Wrap the OpenAI client before AG2 uses it. I also add custom metadata to track which agent’s speaking:

def _handle_transitions(self, last_speaker, groupchat):
    # Your existing logic plus LangSmith metadata
    self.langsmith_client.update_current_trace(
        metadata={"current_speaker": last_speaker.name, "round": len(groupchat.messages)}
    )
    return your_speaker_selection_logic

This gives you full visibility into conversation flow and individual agent performance. I use it for monitoring 5-agent systems and it works great.

The video covers monitoring features in detail. Really helped me understand what metrics to track.

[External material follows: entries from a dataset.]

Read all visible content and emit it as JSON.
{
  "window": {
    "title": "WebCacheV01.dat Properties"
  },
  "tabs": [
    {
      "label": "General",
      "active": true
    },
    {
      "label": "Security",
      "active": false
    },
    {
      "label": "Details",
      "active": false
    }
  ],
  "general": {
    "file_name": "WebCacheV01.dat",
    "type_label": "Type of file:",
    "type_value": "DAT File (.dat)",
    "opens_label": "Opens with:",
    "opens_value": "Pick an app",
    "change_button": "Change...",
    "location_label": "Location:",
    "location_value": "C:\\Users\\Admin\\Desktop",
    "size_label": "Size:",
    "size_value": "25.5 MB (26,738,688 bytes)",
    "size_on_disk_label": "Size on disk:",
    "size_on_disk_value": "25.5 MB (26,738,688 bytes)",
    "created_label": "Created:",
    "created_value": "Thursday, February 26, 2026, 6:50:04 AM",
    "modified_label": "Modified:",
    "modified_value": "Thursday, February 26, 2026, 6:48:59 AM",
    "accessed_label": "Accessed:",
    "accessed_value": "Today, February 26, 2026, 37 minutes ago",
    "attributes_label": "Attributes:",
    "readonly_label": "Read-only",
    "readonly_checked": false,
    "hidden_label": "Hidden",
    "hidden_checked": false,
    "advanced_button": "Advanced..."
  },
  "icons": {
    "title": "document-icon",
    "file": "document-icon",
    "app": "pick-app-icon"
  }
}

Set your LANGSMITH_API_KEY environment variable and project name before running this.

I fought with this same integration for weeks switching from AgentOps to LangSmith. The monkey patching approach works, but I kept hitting version conflicts with different OpenAI client versions.

What finally worked was using LangSmith’s run context directly in the GroupChat callbacks. AG2 has hooks you can use without touching the core LLM config:

from langsmith import trace
import autogen

class FileProcessor:
    def __init__(self):
        self.reviewer = review_agent.ReviewAgent().agent
        self.processor = process_agent.ProcessAgent().agent
        self.coordinator = autogen.UserProxyAgent(
            name="Coordinator", code_execution_config=False
        )
        
        # Override agent send methods to add tracing
        self._wrap_agents_with_tracing()
    
    def _wrap_agents_with_tracing(self):
        for agent in [self.reviewer, self.processor]:
            original_send = agent.send
            agent.send = lambda message, recipient, request_reply=None, silent=False, agent_ref=agent: \
                self._traced_send(original_send, message, recipient, agent_ref.name, request_reply, silent)
    
    def _traced_send(self, original_send, message, recipient, agent_name, request_reply, silent):
        with trace(name=f"agent_communication_{agent_name}", 
                  inputs={"message": message, "recipient": recipient.name}) as run:
            result = original_send(message, recipient, request_reply, silent)
            run.end(outputs={"response": str(result)})
            return result

This intercepts agent communications instead of LLM calls directly. You get conversation-level tracing that’s way more useful for multi-agent debugging. I can see the full conversation flow in LangSmith without any OpenAI client compatibility headaches.

Here’s the thing - you want to trace agent interactions, not just individual LLM calls. This captures the actual decision-making between agents, which is what you need when debugging failures.

Honestly, just set the LangSmith environment variables and use their auto-instrumentation. Add LANGSMITH_TRACING=true and LANGSMITH_PROJECT=“your-project” to your env, then import langsmith before autogen. It automatically picks up all OpenAI calls without any code changes. Works perfectly with my 4-agent pipeline.